Menurut Gus Yaqut kesepakatan menyepakati keputusan tersebut karena dua hal.

“Pertama, kita telah mendengar paparan Tim Unifikasi Kalender Hijriyah Kemenag yang menyatakan tinggi hilal di seluruh Indonesia di bawah ufuk, yaitu berkisar dari minus 5,6 sampai dengan minus 4,4 derajat,” katanya.

Secara astronomis atau hisab, hilal tidak dapat dilihat untuk dilihat. Hal ini selanjutnya terkonfirmasi oleh pernyataan para perukyah yang diturunkan Kemenag.

Pada tahun ini, rukyah dilaksanakan Kemenag pada 88 titik di Indonesia.

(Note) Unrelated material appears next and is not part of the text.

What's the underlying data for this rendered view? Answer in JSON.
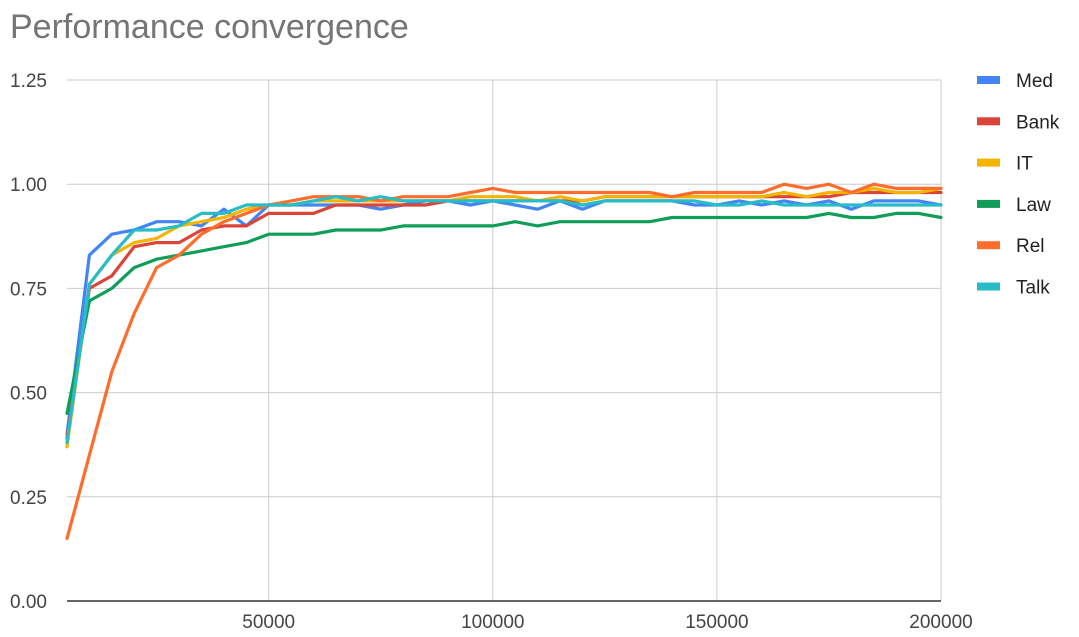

“Kita mendengar laporan dari sejumlah perukyah hilal bekerja di bawah sumpah, mulai dari provinsi Aceh hingga Papua. Di 88 titik tersebut, tidak ada satu pun perukyah yang dapat melihat hilal,” ujar Gus Yaqut yang didampingi Wakil Menteri Agama Zainut Tauhid Sa’adi, Wakil Ketua Komisi VIII DPR TB Ace Hasan Syadzili, Ketua MUI KH Abdullah Jaidi, dan Dirjen Kemenag Bimas Islam Kamaruddin Amin.

Karena dua alasan tersebut, Sidang Isbat menyepakati untuk mengistikmalkan (menyempurnakan) bulan Ramadan menjadi 30 hari sehingga tanggal 1 Syawal 1442 H jatuh pada hari Kamis, 13 Mei 2021.

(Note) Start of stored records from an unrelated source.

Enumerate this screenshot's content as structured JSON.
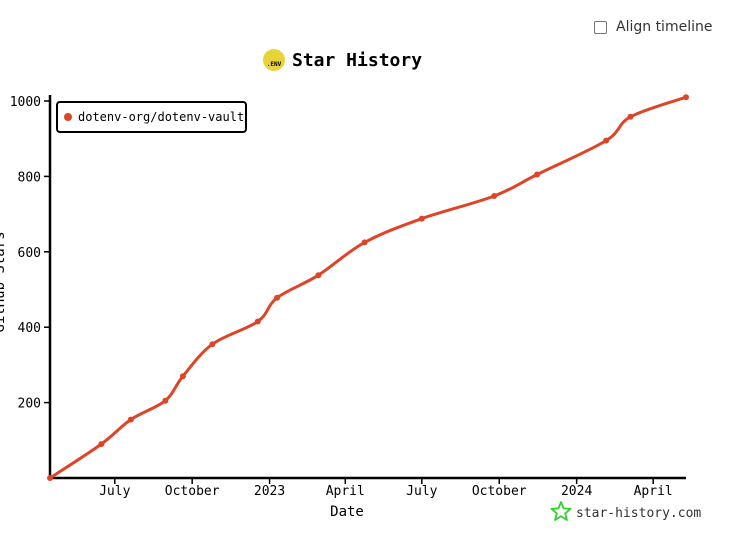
{
  "controls": {
    "align_label": "Align timeline"
  },
  "title": {
    "text": "Star History",
    "logo_text": ".ENV",
    "logo_color": "#e8d43a"
  },
  "watermark": {
    "text": "star-history.com",
    "color": "#2fd22f"
  },
  "colors": {
    "series": "#dd4528",
    "axis": "#000000"
  },
  "chart_data": {
    "type": "line",
    "title": "Star History",
    "xlabel": "Date",
    "ylabel": "GitHub Stars",
    "x_ticks": [
      "July",
      "October",
      "2023",
      "April",
      "July",
      "October",
      "2024",
      "April"
    ],
    "x_tick_dates": [
      "2022-07-01",
      "2022-10-01",
      "2023-01-01",
      "2023-04-01",
      "2023-07-01",
      "2023-10-01",
      "2024-01-01",
      "2024-04-01"
    ],
    "y_ticks": [
      200,
      400,
      600,
      800,
      1000
    ],
    "ylim": [
      0,
      1000
    ],
    "xlim": [
      "2022-04-15",
      "2024-05-10"
    ],
    "grid": false,
    "legend": "top-left",
    "series": [
      {
        "name": "dotenv-org/dotenv-vault",
        "color": "#dd4528",
        "points": [
          [
            "2022-04-15",
            0
          ],
          [
            "2022-06-15",
            90
          ],
          [
            "2022-07-20",
            155
          ],
          [
            "2022-08-30",
            205
          ],
          [
            "2022-09-20",
            270
          ],
          [
            "2022-10-25",
            355
          ],
          [
            "2022-12-18",
            415
          ],
          [
            "2023-01-10",
            478
          ],
          [
            "2023-02-28",
            538
          ],
          [
            "2023-04-24",
            625
          ],
          [
            "2023-07-01",
            688
          ],
          [
            "2023-09-25",
            748
          ],
          [
            "2023-11-15",
            805
          ],
          [
            "2024-02-05",
            895
          ],
          [
            "2024-03-05",
            958
          ],
          [
            "2024-05-10",
            1010
          ]
        ]
      }
    ]
  }
}
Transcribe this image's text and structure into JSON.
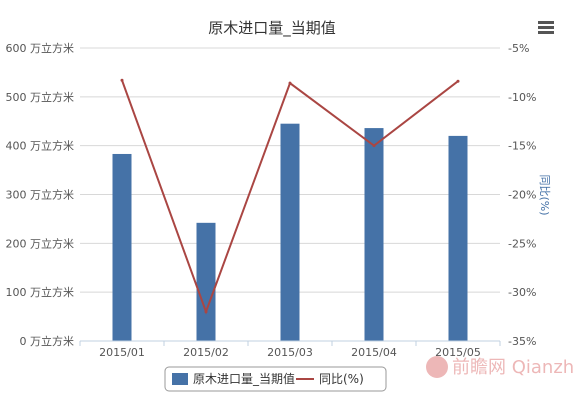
{
  "menu_icon": "hamburger-menu-icon",
  "chart_data": {
    "type": "bar+line",
    "title": "原木进口量_当期值",
    "categories": [
      "2015/01",
      "2015/02",
      "2015/03",
      "2015/04",
      "2015/05"
    ],
    "series": [
      {
        "name": "原木进口量_当期值",
        "type": "bar",
        "axis": "left",
        "color": "#4572a7",
        "values": [
          383,
          242,
          445,
          436,
          420
        ]
      },
      {
        "name": "同比(%)",
        "type": "line",
        "axis": "right",
        "color": "#aa4643",
        "values": [
          -8.3,
          -32.0,
          -8.6,
          -15.0,
          -8.4
        ]
      }
    ],
    "y_left": {
      "ylim": [
        0,
        600
      ],
      "ticks": [
        0,
        100,
        200,
        300,
        400,
        500,
        600
      ],
      "tick_labels": [
        "0 万立方米",
        "100 万立方米",
        "200 万立方米",
        "300 万立方米",
        "400 万立方米",
        "500 万立方米",
        "600 万立方米"
      ]
    },
    "y_right": {
      "label": "同比(%)",
      "ylim": [
        -35,
        -5
      ],
      "ticks": [
        -35,
        -30,
        -25,
        -20,
        -15,
        -10,
        -5
      ],
      "tick_labels": [
        "-35%",
        "-30%",
        "-25%",
        "-20%",
        "-15%",
        "-10%",
        "-5%"
      ]
    },
    "grid": true,
    "legend_position": "bottom-center",
    "watermark": "前瞻网 Qianzhan.com"
  }
}
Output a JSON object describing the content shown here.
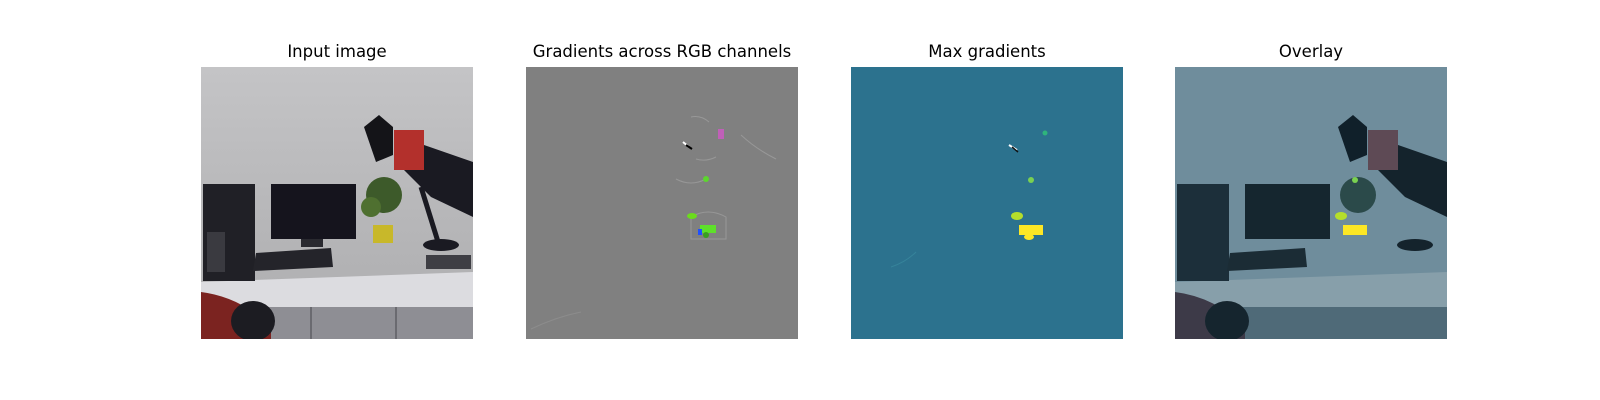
{
  "panels": [
    {
      "title": "Input image"
    },
    {
      "title": "Gradients across RGB channels"
    },
    {
      "title": "Max gradients"
    },
    {
      "title": "Overlay"
    }
  ],
  "colors": {
    "background": "#ffffff",
    "gradient_gray": "#808080",
    "max_grad_teal": "#2c728e",
    "highlight_yellow": "#fde725",
    "highlight_green": "#5ec962",
    "gripper_red": "#b3302c"
  }
}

Jadi, Rabu besok umat Islam di Indonesia masih akan menjalani ibadah puasa Ramadhan, selanjutnya malam Kamis akan takbiran menyambut Idulfitri, ”jelas Menag.

“Karena masih pandemi, saya tidak bosan-bosan untuk mengingatkan tetap mematuhi protokol kesehatan,” lanjutnya.

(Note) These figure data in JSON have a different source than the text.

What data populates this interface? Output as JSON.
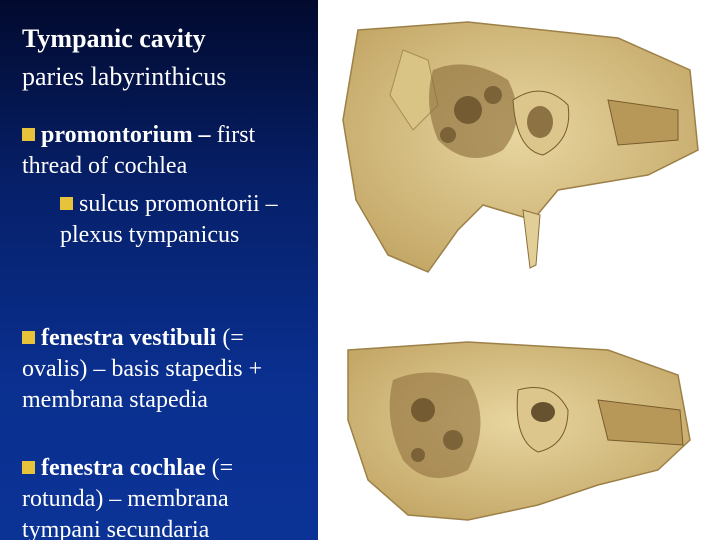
{
  "title": "Tympanic cavity",
  "subtitle": "paries labyrinthicus",
  "bullets": [
    {
      "term": "promontorium –",
      "text": "first thread of cochlea",
      "sub": [
        "sulcus promontorii – plexus tympanicus"
      ]
    },
    {
      "term": "fenestra vestibuli",
      "text": "(= ovalis) – basis stapedis + membrana stapedia"
    },
    {
      "term": "fenestra cochlae",
      "text": "(= rotunda) – membrana tympani secundaria"
    }
  ]
}
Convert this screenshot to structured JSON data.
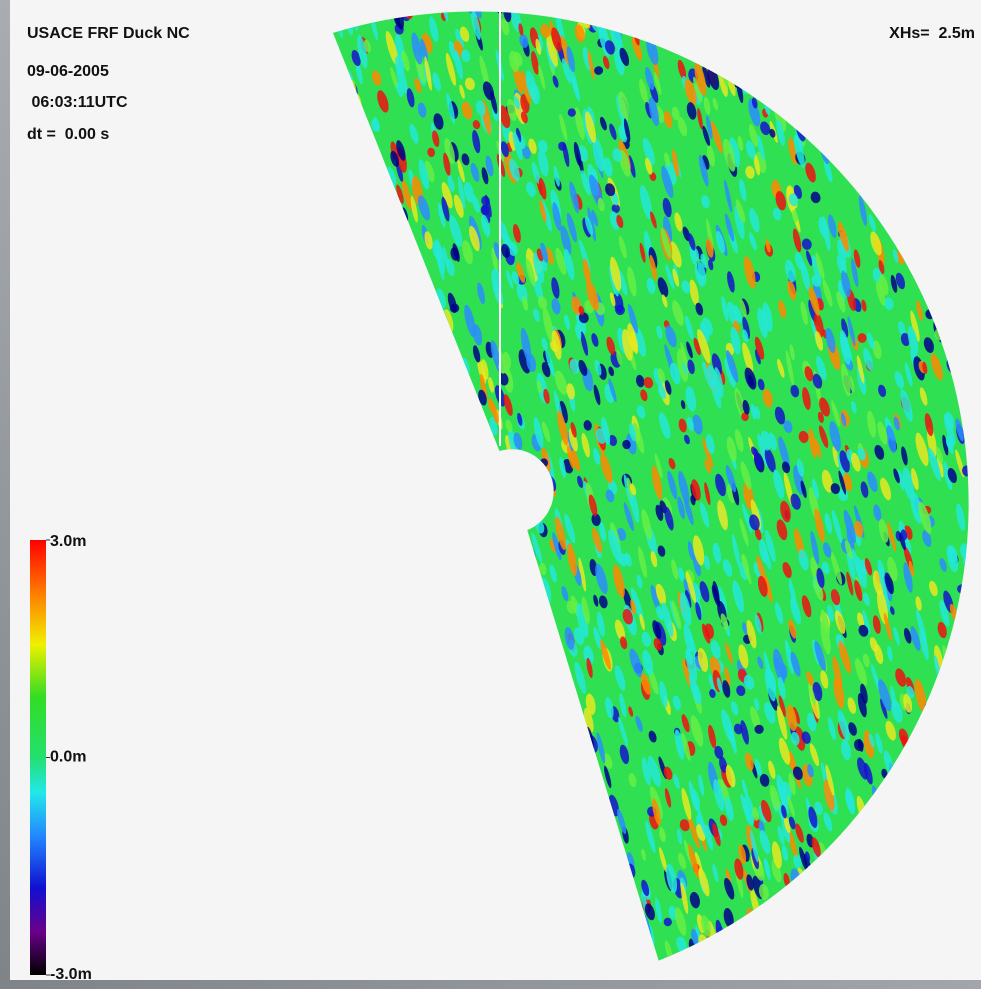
{
  "header": {
    "site": "USACE FRF Duck NC",
    "date": "09-06-2005",
    "time": " 06:03:11UTC",
    "dt": "dt =  0.00 s"
  },
  "xhs": "XHs=  2.5m",
  "colorbar": {
    "range": [
      -3,
      3
    ],
    "ticks": [
      {
        "value": 3,
        "label": "3.0m"
      },
      {
        "value": 0,
        "label": "0.0m"
      },
      {
        "value": -3,
        "label": "-3.0m"
      }
    ]
  }
}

Sidang Isbat Awal Syawal 1442 H ini digelar secara berani dan memikat dengan menerapkan protokol kesehatan. Hadir secara fisik dalam Sidang Isbat Awal Syawal 1442 H / 2021M Menteri Agama Yaqut Cholil Qoumas, Wakil Menteri Agama Zainut Tauhid Sa’adi, Wakil Ketua Komisi VIII TB Ace Hadan Syadzili, Ketua MUI KH Abdullah Jaidi, serta Direktur Jenderal Bimbingan Masyarakat Islam Kamaruddin Amin . Tampak hadir pula beberapa perwakilan Duta Besar negara sahabat.

Sementara para pimpinan ataumas, pakar astronomi, Badan Peradilan Agama, serta para pejabat Eselon I dan II Kementerian Agama lainnya mengikuti jalannya sidang isbat melalui media yang mengadakan video.

Pakar astronomi dari Tim Unifikasi Kalender Hijriyah Kementrian Agama Cecep Nurwendaya mengatakan bahwa sebelumnya tidak ada referensi visibilitas (ketampakan) hilal awal Syawal 1442 H bisa teramati di seluruh wilayah Indonesia pada hari Selasa, 11 Mei 2021.

Hal ini disampaikan Cecep saat memaparkan data di posisi hilal menjelang awal bulan Syawal 1442 H / 2020 M pada Sidang Isbat Awal Syawal 1442 H, di Jakarta.

“Semua wilayah Indonesia memiliki ketinggian hilal negatif antara minus 5,6 sampai dengan minus 4,4 derajat. Hilal terlebih dahulu terlebih dahulu terlebih dahulu,” terang Cecep.